The breakfast party was coming to a close, the kids sitting around busily chewing some of their treasure, the adults taking the paper plates inside. All at peace. Bao wished for a second that Kung had lived to see this scene. He had fought for something like this little age of peace, fought so full of anger and hilarity; it seemed only fair that he should have gotten to see it. But—fair. No. No, there would be another Kung in the village someday, perhaps that little girl, suddenly so intent and serious. Certainly they were all repeated again and again, the whole cast: in every group a Ka and a Ba, as in Old Red Ink’s anthology, Ka always complaining with the kaw of the crow, the cough of the cat, the cry of coyote, kaw, kaw, that fundamental protest; and then Ba always Ba, the banal baa of the water buffalo, the sound of the plow bound to the earth, the bleat of hope and fear, the bone inside. The one who missed the missing Ka, and felt the loss keenly, if intermittently, distracted by life; but also the one who had to do whatever possible to keep things going in that absence. Go on! The world was changed by the Kungs, but then the Baos had to try to hold it together, baaing their way along. All of them together playing their parts, performing their tasks in some dharma they never quite understood.
Right now his task was to teach. Third meeting of this particular class, when they began to get into things. He was looking forward to it.

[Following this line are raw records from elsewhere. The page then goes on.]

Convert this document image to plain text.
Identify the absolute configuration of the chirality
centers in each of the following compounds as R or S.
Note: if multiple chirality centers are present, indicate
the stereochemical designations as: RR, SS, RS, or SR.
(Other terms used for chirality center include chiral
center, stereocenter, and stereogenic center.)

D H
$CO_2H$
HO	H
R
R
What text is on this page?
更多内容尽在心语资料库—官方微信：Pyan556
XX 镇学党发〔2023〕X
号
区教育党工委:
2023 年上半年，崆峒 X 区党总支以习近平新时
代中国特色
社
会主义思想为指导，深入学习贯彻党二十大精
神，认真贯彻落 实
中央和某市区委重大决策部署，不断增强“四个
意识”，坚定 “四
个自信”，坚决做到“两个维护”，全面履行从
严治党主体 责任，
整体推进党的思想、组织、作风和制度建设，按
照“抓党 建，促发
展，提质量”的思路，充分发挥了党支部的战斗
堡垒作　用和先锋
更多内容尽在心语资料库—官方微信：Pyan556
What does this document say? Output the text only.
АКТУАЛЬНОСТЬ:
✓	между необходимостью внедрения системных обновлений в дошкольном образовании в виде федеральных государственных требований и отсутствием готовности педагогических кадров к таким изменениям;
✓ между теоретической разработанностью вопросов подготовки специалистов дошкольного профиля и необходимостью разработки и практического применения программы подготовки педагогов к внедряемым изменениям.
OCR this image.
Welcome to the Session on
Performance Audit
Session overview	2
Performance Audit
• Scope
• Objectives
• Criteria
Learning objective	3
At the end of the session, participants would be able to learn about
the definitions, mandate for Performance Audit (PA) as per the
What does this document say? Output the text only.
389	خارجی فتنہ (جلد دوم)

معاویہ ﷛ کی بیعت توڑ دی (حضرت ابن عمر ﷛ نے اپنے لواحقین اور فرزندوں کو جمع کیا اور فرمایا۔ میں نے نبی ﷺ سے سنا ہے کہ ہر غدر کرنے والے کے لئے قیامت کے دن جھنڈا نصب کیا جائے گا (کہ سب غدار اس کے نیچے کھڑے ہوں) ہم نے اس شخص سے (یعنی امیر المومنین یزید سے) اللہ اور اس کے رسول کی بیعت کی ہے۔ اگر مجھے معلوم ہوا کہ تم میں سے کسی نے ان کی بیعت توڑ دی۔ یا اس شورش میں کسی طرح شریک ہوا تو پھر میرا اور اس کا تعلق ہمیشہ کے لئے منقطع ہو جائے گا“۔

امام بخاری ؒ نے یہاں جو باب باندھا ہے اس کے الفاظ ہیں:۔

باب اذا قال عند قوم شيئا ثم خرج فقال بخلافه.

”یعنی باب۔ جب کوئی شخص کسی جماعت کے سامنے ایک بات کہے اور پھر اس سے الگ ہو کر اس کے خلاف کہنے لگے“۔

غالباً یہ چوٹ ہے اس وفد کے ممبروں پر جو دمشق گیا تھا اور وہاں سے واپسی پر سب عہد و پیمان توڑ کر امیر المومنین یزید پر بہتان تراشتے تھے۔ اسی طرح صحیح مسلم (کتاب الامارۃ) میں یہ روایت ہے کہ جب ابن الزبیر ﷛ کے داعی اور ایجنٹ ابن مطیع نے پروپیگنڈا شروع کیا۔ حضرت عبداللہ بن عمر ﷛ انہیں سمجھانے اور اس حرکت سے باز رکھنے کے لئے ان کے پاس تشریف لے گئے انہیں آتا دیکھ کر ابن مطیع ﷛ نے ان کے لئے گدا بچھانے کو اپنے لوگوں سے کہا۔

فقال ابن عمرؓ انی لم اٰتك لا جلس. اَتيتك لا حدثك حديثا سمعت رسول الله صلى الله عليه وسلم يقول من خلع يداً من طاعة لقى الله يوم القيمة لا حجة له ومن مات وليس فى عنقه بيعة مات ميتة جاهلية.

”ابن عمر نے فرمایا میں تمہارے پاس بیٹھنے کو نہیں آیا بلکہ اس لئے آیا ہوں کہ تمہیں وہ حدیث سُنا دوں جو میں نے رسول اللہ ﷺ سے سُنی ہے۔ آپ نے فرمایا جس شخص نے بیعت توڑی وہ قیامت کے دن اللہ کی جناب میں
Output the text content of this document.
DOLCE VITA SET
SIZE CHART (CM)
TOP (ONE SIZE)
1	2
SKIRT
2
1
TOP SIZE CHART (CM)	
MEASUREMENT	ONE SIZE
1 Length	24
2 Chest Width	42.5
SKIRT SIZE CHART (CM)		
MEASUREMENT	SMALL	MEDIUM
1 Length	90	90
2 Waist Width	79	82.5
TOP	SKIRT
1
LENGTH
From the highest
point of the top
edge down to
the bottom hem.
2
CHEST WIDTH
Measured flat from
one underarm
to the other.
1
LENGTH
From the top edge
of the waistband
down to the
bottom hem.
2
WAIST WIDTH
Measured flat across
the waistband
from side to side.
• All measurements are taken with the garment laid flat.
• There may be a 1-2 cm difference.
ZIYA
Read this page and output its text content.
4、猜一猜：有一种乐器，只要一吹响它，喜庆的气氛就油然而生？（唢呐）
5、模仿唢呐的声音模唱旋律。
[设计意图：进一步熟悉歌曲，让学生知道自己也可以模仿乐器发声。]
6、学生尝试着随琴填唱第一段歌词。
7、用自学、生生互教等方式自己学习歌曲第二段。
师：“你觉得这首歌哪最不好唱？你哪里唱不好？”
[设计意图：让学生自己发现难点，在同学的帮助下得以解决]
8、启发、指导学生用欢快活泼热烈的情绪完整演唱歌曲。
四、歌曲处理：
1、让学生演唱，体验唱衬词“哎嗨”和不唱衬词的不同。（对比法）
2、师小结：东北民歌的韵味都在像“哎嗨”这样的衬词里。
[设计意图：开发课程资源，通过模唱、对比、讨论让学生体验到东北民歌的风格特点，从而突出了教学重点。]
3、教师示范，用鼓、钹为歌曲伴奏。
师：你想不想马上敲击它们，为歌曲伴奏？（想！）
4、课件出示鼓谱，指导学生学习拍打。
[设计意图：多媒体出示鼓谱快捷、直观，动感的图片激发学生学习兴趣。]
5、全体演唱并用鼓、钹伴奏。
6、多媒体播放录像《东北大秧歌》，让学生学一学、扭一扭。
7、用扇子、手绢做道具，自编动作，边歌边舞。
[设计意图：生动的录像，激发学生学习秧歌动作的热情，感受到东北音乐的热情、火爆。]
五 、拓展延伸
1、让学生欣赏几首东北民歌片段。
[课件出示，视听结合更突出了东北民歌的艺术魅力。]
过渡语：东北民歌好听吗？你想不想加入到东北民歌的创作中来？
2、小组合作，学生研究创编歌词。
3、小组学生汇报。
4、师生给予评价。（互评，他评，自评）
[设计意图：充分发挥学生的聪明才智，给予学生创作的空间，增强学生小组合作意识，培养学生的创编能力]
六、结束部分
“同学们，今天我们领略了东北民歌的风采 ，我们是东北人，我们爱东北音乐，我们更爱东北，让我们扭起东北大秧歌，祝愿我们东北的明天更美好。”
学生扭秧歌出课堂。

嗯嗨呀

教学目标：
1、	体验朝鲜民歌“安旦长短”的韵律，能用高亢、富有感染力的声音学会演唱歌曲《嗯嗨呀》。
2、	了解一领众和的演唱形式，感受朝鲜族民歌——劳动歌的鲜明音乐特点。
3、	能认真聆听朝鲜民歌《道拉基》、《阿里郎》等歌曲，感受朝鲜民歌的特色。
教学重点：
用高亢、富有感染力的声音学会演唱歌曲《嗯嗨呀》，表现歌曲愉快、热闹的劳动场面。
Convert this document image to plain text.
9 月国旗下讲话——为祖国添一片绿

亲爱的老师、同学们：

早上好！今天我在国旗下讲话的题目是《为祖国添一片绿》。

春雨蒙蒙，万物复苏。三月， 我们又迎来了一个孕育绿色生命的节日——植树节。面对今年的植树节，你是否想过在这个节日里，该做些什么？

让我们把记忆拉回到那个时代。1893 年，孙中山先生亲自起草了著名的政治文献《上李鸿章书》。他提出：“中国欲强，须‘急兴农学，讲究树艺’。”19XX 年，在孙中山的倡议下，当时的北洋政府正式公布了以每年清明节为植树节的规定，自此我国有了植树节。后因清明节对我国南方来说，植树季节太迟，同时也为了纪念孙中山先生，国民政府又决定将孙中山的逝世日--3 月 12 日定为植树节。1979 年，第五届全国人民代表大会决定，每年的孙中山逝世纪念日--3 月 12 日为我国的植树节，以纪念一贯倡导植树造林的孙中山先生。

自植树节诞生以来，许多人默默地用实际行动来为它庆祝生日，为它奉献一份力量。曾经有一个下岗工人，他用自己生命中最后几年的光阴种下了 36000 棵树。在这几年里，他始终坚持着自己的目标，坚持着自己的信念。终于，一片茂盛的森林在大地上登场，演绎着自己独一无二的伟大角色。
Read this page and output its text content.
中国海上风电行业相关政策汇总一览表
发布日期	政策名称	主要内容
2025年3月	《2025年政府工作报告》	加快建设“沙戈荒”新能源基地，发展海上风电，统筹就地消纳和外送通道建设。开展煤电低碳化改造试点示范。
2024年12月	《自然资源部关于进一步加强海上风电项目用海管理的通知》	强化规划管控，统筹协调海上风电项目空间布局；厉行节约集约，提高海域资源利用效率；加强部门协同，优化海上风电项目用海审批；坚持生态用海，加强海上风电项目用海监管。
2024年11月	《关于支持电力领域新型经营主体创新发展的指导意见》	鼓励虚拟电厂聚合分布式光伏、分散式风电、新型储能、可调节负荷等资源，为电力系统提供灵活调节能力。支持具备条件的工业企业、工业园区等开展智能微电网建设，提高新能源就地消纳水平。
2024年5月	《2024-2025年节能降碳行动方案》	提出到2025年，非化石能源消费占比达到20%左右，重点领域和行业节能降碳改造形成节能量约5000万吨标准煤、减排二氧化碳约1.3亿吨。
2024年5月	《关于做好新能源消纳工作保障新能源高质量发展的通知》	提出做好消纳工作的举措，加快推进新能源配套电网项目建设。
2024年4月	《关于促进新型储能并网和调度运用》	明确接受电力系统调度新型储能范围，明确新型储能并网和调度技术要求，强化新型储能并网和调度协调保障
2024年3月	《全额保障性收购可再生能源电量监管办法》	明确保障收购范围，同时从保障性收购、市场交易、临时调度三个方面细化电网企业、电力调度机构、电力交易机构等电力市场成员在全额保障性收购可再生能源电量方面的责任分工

He took the red egg back with him to his cottage, put it on his desk. He put his papers in his shoulder bag, said good-bye to Gao, got on his old bike and pedaled down the path to the college. The bike path followed Puta Creek, and the new leaves on the trees shaded the path, so that its asphalt was still wet with dew. The flowers in the grass looked like colored eggs and candy wrappers, everything stuffed with its own color, the sky overhead unusually clear and dark for the valley, almost cobalt. The opaque water in the stream was the color of apple jade. Valley oaks as big as villages overhung its banks.
He parked his bike, and seeing a gang of snow monkeys in the tree overhead, locked it to a stand. These monkeys enjoyed rolling bikes down the bank into the stream, two or three cooperating to launch them upright on their course. It had happened to Bao’s bike more than once, before he purchased a lock and chain.
He walked on, downstream to the round picnic table where he always instructed his spring classes to meet him. Never had the greens of grass and leaf been so green before, they made him a bit unsteady on his feet. He recalled the little girl and her egg, the peace of the little celebration, everyone doing what they always did on this first day. His class would be the same as well. It always came down to this. There they were under the giant oak tree, gathering around the round table, and he would sit down with them and tell them as much as he could of what he had learned, trying to get it across to them, giving them what little portion of his experience he could. He would say to them, “Come here, sit down, I have some stories to tell, about how people go on.”
But he was there to learn too. And this time, under the jade and emerald leaves, he saw that there was a striking young woman who had joined them, a Travancori student he had not seen before, dark skinned, black haired, thick eyebrowed, eyes flashing as she glanced briefly up at him from across the picnic table. A sharp glance, suffused with a profound skepticism; by that look alone he could tell that she did not believe in teachers, that she did not trust them, that she was not prepared to believe a single thing he said. He would have a lot to learn from her.
He smiled and sat down, waited for them to grow still. “I see we have someone new joining us,” he said, indicating the young woman with a polite nod. The other students looked at her curiously. “Why don’t you introduce yourself?”
“Hello,” the young woman said. “My name is Kali.”